Mientras Vicentico cantaba “Manuel Santillan, el León”, jugaba con un bastón. Lo mecía de un lado a otro tratando de hipnotizar a los asistentes. El inconfundible estruendo de las tarolas que imponían el ritmo sumado a la melodía de las trompetas y saxofón evocaba a las masas a mover las cabezas balanceándose junto con las manos estiradas que van de arriba abajo. Todos al unísono cantaban Van al mar/ van al mar.

Luego, Los Fabulosos Cadillacs cantaron “El muerto”. Y después a manera de himno y mantra las más de 300 mil almas reunidas corearon noche de calor en la ciudad/ ella te dejó y todo sigue igual/ quisiera volver el tiempo atrás/ pero lo que vuelve es esta noche y nada más. “Demasiada presión” unió corazones amorosos o rotos bajo la consigna “Esta noche es hora de que pienses en cambiar, el tiempo pasa pronto y todo tiene su final”.


Con “Carmela”, el ritmo y la letra hicieron retumbar la plancha del Zócalo. Una vez más y bajo la petición de toda la agrupación, la multitud brincó y brincó. No hubo piedad para los pies, pues aquellos despistados sufrieron las consecuencias al recibir el peso de una o más gente atrabancada: se hizo presente el slam. Entre codazos y pisotones, risas, jalones de cabellos fue como la energía emanaba de un público ya entregado.




Al ritmo lento de “Calaveras y diablitos” bajaron esos espíritus provenientes de universos de tierra y agua para apoderarse de las almas de la concurrencia, aquellos y aquellas que estaba dispuestos a liberarse de todos los males cantando a todo pulmón y bailando hasta agotarse, pues Las tumbas son para los muertos/ Las flores para sentirse bien/ La vida es para gozarla/ La vida es para vivirla mejor.

Ya entradas las nueve de la noche, el cielo se despejó y en el escenario tocaron los primeros acordes de “Siguiendo la luna”. La multitud se emocionó y algunos derramaron algunas lágrimas. Vamos, mi cariño, que todo está bien/ Esta noche cambiaré/ Te juro que cambiaré. Esta canción para muchos adquirió una connotación dolorosa la cual evocó amores del pasado, esos que ya no son; otros tantos la dedicaron y cantaron al oído de su querer. Sin embargo, pocos asistentes voltearon por el rumbo de Palacio Nacional en el que una luna llena coronaba el cielo de la CDMX, en una noche que ya era mágica. 
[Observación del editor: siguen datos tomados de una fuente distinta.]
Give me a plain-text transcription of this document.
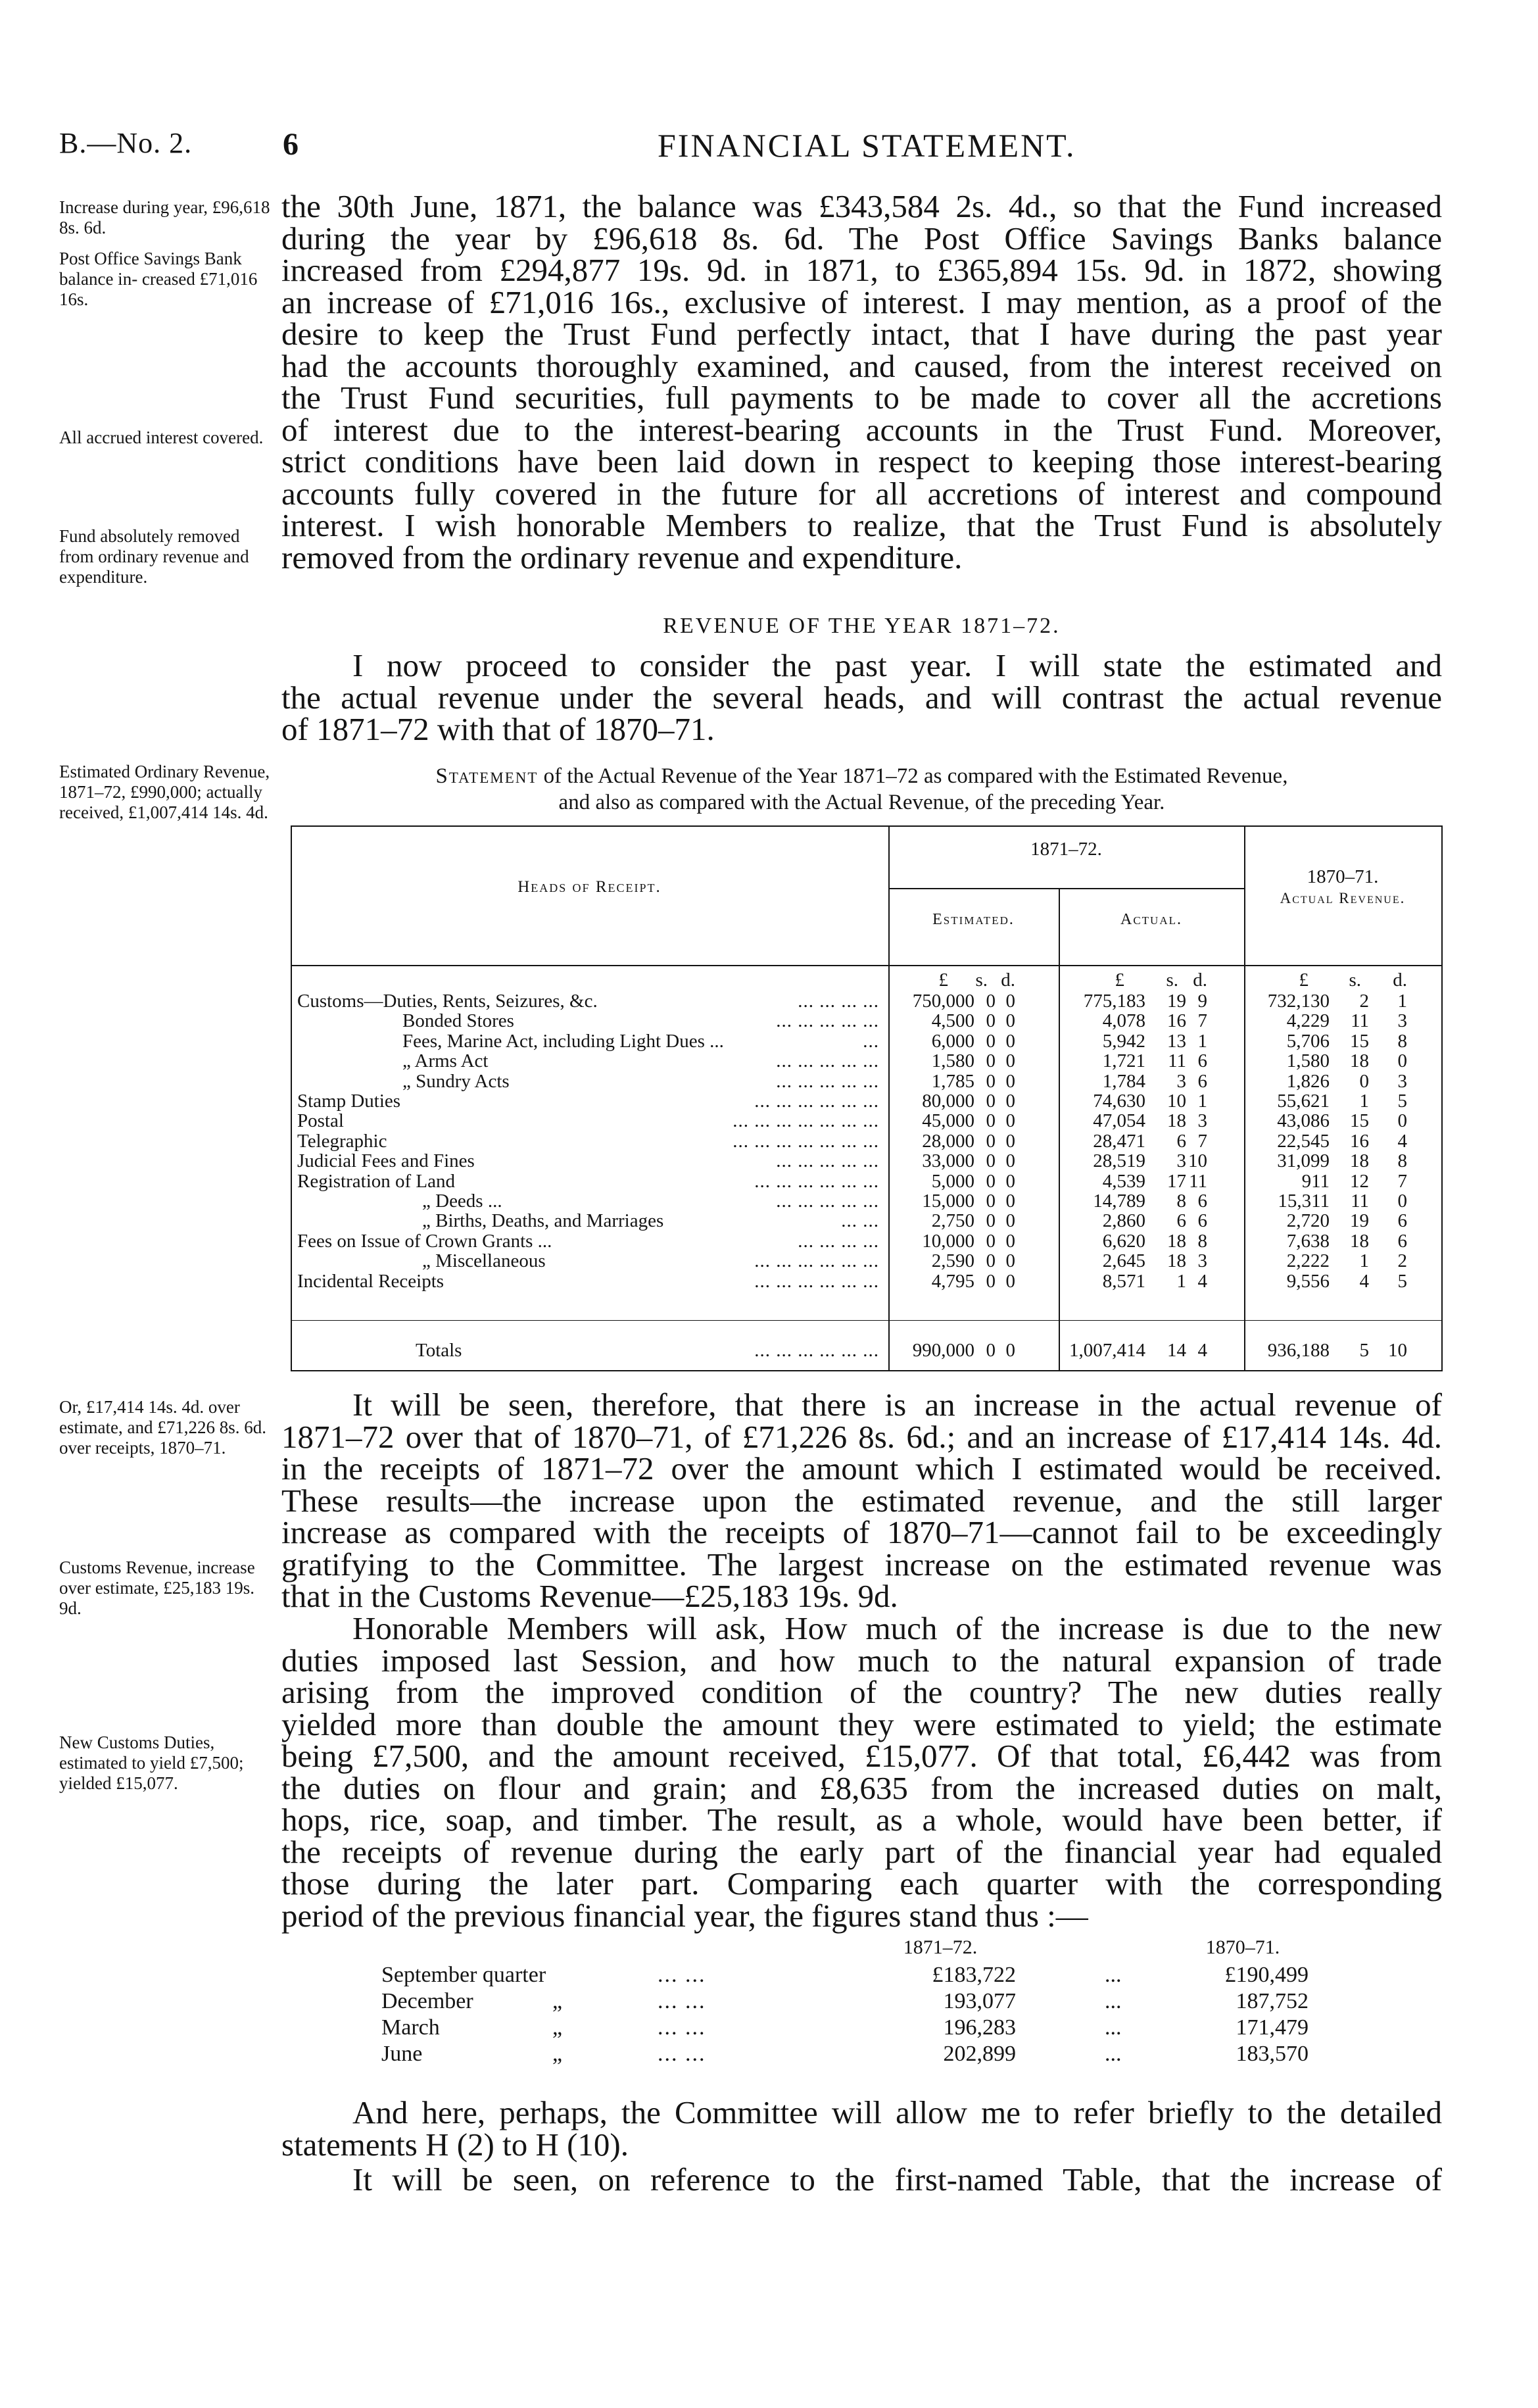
B.—No. 2.	6	FINANCIAL STATEMENT.
Increase during year, £96,618 8s. 6d.
Post Office Savings Bank balance in- creased £71,016 16s.
All accrued interest covered.
Fund absolutely removed from ordinary revenue and expenditure.
Estimated Ordinary Revenue, 1871–72, £990,000; actually received, £1,007,414 14s. 4d.
Or, £17,414 14s. 4d. over estimate, and £71,226 8s. 6d. over receipts, 1870–71.
Customs Revenue, increase over estimate, £25,183 19s. 9d.
New Customs Duties, estimated to yield £7,500; yielded £15,077.
the 30th June, 1871, the balance was £343,584 2s. 4d., so that the Fund increased
during the year by £96,618 8s. 6d. The Post Office Savings Banks balance
increased from £294,877 19s. 9d. in 1871, to £365,894 15s. 9d. in 1872, showing
an increase of £71,016 16s., exclusive of interest. I may mention, as a proof of the
desire to keep the Trust Fund perfectly intact, that I have during the past year
had the accounts thoroughly examined, and caused, from the interest received on
the Trust Fund securities, full payments to be made to cover all the accretions
of interest due to the interest-bearing accounts in the Trust Fund. Moreover,
strict conditions have been laid down in respect to keeping those interest-bearing
accounts fully covered in the future for all accretions of interest and compound
interest. I wish honorable Members to realize, that the Trust Fund is absolutely
removed from the ordinary revenue and expenditure.
REVENUE OF THE YEAR 1871–72.
I now proceed to consider the past year. I will state the estimated and
the actual revenue under the several heads, and will contrast the actual revenue
of 1871–72 with that of 1870–71.
Statement of the Actual Revenue of the Year 1871–72 as compared with the Estimated Revenue,
and also as compared with the Actual Revenue, of the preceding Year.
Heads of Receipt.
1871–72.
Estimated.	Actual.
1870–71.
Actual Revenue.
£ s. d.	£ s. d.	£ s. d.
Customs—Duties, Rents, Seizures, &c.	... ... ... ... 750,000 0 0	775,183 19 9	732,130 2 1
Bonded Stores	... ... ... ... ...	4,500 0 0	4,078 16 7	4,229 11 3
Fees, Marine Act, including Light Dues ...	...	6,000 0 0	5,942 13 1	5,706 15 8
„ Arms Act	... ... ... ... ...	1,580 0 0	1,721 11 6	1,580 18 0
„ Sundry Acts	... ... ... ... ...	1,785 0 0	1,784 3 6	1,826 0 3
Stamp Duties	... ... ... ... ... ... 80,000 0 0	74,630 10 1	55,621 1 5
Postal	... ... ... ... ... ... ... 45,000 0 0	47,054 18 3	43,086 15 0
Telegraphic	... ... ... ... ... ... ... 28,000 0 0	28,471 6 7	22,545 16 4
Judicial Fees and Fines	... ... ... ... ... 33,000 0 0	28,519 3 10	31,099 18 8
Registration of Land	... ... ... ... ... ...	5,000 0 0	4,539 17 11	911 12 7
„ Deeds ...	... ... ... ... ... 15,000 0 0	14,789 8 6	15,311 11 0
„ Births, Deaths, and Marriages	... ...	2,750 0 0	2,860 6 6	2,720 19 6
Fees on Issue of Crown Grants ...	... ... ... ... 10,000 0 0	6,620 18 8	7,638 18 6
„ Miscellaneous	... ... ... ... ... ...	2,590 0 0	2,645 18 3	2,222 1 2
Incidental Receipts	... ... ... ... ... ...	4,795 0 0	8,571 1 4	9,556 4 5
Totals	... ... ... ... ... ... 990,000 0 0	1,007,414 14 4	936,188 5 10
It will be seen, therefore, that there is an increase in the actual revenue of
1871–72 over that of 1870–71, of £71,226 8s. 6d.; and an increase of £17,414 14s. 4d.
in the receipts of 1871–72 over the amount which I estimated would be received.
These results—the increase upon the estimated revenue, and the still larger
increase as compared with the receipts of 1870–71—cannot fail to be exceedingly
gratifying to the Committee. The largest increase on the estimated revenue was
that in the Customs Revenue—£25,183 19s. 9d.
Honorable Members will ask, How much of the increase is due to the new
duties imposed last Session, and how much to the natural expansion of trade
arising from the improved condition of the country? The new duties really
yielded more than double the amount they were estimated to yield; the estimate
being £7,500, and the amount received, £15,077. Of that total, £6,442 was from
the duties on flour and grain; and £8,635 from the increased duties on malt,
hops, rice, soap, and timber. The result, as a whole, would have been better, if
the receipts of revenue during the early part of the financial year had equaled
those during the later part. Comparing each quarter with the corresponding
period of the previous financial year, the figures stand thus :—
1871–72.	1870–71.
September quarter	... ...	£183,722	...	£190,499
December	„	... ...	193,077	...	187,752
March	„	... ...	196,283	...	171,479
June	„	... ...	202,899	...	183,570
And here, perhaps, the Committee will allow me to refer briefly to the detailed
statements H (2) to H (10).
It will be seen, on reference to the first-named Table, that the increase of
“Matador” y “Mal bicho” fueron un éxito en el que nadie perdió la oportunidad de mover las caderas , soltarse el cabello y terminar de eliminar los prejuicios de bailar en público. Por un momento las trompetas y los tambores provocadores de un ritmo embrujante unió a todo el Zócalo en una sola alma que cantó Yo no voy/ A la guerra/ A la violencia/ A la injusticia/ Y a tu codicia/ ¡Digo no, digo no!

Todo terminó con los cuatro éxitos de la banda: “Mi novia se cayó en un pozo ciego”, “Vasos vacíos”, “El satánico Dr. Cadillac” y “Yo no me sentaría en tu mesa”. Mientras cada una de las canciones terminaba, los asistentes derramaban lágrimas, otros más no dejaban de seducir con esos movimientos de caderas y de hombros. Todos coincidían en que no querían irse, pero “el tiempo pasa pronto y todo tiene su final”.